After returning to San Diego, Cunanan reportedly took up with Norman Blachford, a semiretired businessman in his late 60s with an ample, Venetian-style home on the ocean in La Jolla. He is said to have given Cunanan a dark green Infiniti and a monthly allowance as high as $2,500, and to have taken him to Paris. "Andrew always had an air about him," says waiter Jim Allen, who knew Cunanan in San Diego. "'Out of my way--I'm really busy right now. I'm wearing very expensive clothes.' He had one of those large, checkbook-size wallets. He'd open it, and you'd see rows of platinum credit cards. They were all in his name."

What he did not seem to have was much success with men closer to his own age. He complained that he couldn't get dates. Still, Monique Salvetti, 31, a close friend of Madson's, says Cunanan did meet Madson last year during one of Cunanan's stints in San Francisco, when Madson was there on business. "But there wasn't very much continuity in their relationship," she says. To complicate things, at some point Madson was introduced to Trail, perhaps by Cunanan. A 1991 graduate of the U.S. Naval Academy, Trail had been stationed in San Diego. When he got out of the Navy he was briefly a trainee in the California highway patrol.

By November, when Trail moved to Minnesota, Madson had lost interest in Cunanan. "He suggested there was something about how Andrew sustained this lavish life-style," recalls Salvetti, "that he might be involved in something illegal." Cunanan's relationship with the older Blachford also eventually fell apart, adding to Cunanan's devastation. By spring, friends say, he was taking the pain killers he sometimes sold to make money, adding vodka to his usual straight cranberry juice and sleeping late into the afternoon.
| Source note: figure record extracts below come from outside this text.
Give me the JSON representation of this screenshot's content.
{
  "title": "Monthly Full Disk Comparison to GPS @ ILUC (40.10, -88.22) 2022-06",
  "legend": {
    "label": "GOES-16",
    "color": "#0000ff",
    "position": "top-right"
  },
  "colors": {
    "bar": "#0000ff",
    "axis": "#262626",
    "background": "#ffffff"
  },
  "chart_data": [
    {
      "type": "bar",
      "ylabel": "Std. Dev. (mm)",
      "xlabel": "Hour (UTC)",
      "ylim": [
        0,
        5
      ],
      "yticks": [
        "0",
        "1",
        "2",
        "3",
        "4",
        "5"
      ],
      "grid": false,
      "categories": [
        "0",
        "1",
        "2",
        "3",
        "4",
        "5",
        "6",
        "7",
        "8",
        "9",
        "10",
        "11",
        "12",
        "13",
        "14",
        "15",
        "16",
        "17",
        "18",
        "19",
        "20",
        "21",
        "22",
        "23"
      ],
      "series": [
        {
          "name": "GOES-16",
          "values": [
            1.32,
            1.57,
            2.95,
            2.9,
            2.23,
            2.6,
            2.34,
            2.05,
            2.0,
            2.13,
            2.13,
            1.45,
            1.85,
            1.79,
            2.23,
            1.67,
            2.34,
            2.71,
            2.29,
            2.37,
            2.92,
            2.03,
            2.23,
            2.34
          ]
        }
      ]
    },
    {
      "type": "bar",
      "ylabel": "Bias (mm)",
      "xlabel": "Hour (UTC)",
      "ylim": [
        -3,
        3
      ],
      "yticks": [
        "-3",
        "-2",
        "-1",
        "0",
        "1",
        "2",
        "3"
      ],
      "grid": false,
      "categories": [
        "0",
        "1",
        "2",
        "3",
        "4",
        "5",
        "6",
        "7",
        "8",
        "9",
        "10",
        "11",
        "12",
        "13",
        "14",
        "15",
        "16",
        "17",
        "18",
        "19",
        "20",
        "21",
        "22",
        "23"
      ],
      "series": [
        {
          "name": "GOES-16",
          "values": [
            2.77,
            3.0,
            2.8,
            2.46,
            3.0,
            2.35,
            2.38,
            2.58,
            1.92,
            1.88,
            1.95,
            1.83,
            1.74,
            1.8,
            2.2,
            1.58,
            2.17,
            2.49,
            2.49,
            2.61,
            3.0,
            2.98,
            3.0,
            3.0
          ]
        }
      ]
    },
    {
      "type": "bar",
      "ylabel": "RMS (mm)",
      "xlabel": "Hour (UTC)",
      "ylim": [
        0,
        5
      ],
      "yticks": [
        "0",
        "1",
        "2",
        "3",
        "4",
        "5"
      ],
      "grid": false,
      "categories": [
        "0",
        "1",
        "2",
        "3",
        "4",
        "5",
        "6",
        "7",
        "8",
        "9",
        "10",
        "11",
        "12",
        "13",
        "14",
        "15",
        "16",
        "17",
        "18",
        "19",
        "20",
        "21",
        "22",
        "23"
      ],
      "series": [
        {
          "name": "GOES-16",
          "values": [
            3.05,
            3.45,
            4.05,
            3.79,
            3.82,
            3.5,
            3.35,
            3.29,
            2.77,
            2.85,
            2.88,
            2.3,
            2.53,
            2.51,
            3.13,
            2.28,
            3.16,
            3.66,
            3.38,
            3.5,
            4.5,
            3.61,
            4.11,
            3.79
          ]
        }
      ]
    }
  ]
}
To get a one-way ticket for his April 25 flight to Minneapolis, Cunanan had to beg his credit-card company to allow one more purchase on his card, which was over the $20,000 limit, friends say. That weekend he stayed first with Madson at his apartment in a trendy warehouse district. Around 9:30 on Sunday night, neighbors heard shouts and thudding noises coming from the apartment, then the sound of running water. When Trail's body was found, investigators saw that his watch had stopped at 9:50 p.m.